Take the research project.
As a side actvity, ask your advisor for relevant papers, search on your own for more, those will lead to more references, once you have 20+, read them, skim them again, annotate them, try to organize their findings and how they relate in your mind, come up with an outline, and then try to draft a review paper on the subject, complete with your bibliography of references. Make it decent length, but not too long, say 10-20 double spaced pages. THEN when the paper is written, write an abstract for it, trying to distill everything down.
Surprise your advisor by asking him to look at your review and give you feedback.

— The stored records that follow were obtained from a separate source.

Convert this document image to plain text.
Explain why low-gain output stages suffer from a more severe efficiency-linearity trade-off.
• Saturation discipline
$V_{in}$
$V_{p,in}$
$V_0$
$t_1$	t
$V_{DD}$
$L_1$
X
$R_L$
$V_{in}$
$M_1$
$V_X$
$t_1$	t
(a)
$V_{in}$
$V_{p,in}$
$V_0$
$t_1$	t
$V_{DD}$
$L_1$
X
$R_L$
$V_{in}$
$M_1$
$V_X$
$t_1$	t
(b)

To get published you need to write papers. To learn how to write, you need to start reading papers. Start by trying to write a review of the area you are working in. It will organize your thoughts, give you knowledge as you read papers, show your advisor you want to write, and maybe even form the kernel of something later, like the intro to a paper. If you write a first draft of something, it is always easier for your advisor or even a Postdoc in the lab to tear it totally apart than for them to come up with something new, but you need that first draft out there first, so the second one is better, and so on.
Start writing early. Don't try to write in a scientific style, just try to write as clearly as you can.

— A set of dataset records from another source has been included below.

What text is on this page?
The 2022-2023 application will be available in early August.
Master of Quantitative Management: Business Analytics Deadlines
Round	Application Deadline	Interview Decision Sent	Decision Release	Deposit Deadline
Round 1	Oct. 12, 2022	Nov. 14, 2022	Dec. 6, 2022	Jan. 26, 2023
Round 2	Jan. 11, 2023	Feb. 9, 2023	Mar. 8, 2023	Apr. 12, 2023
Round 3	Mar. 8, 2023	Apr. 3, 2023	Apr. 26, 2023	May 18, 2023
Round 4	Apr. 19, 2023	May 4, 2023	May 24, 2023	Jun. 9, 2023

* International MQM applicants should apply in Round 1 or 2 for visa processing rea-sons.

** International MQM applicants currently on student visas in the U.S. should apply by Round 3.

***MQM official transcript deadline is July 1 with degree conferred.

Learning to deal with harsh reviews is something to learn early too.
You also want some deep knowledge of what you are working on, both so it will be more interesting and motivating, but when you go to interviews you can give more details than just how any mLs you pipetted each day.
Passion for a particular area of research s something you just make, not that is inborn. Dive in fully, keep poking at areas you don't understand until you find something cool that you want to tell peope about. That is what a paper is. You can start trying to do that now.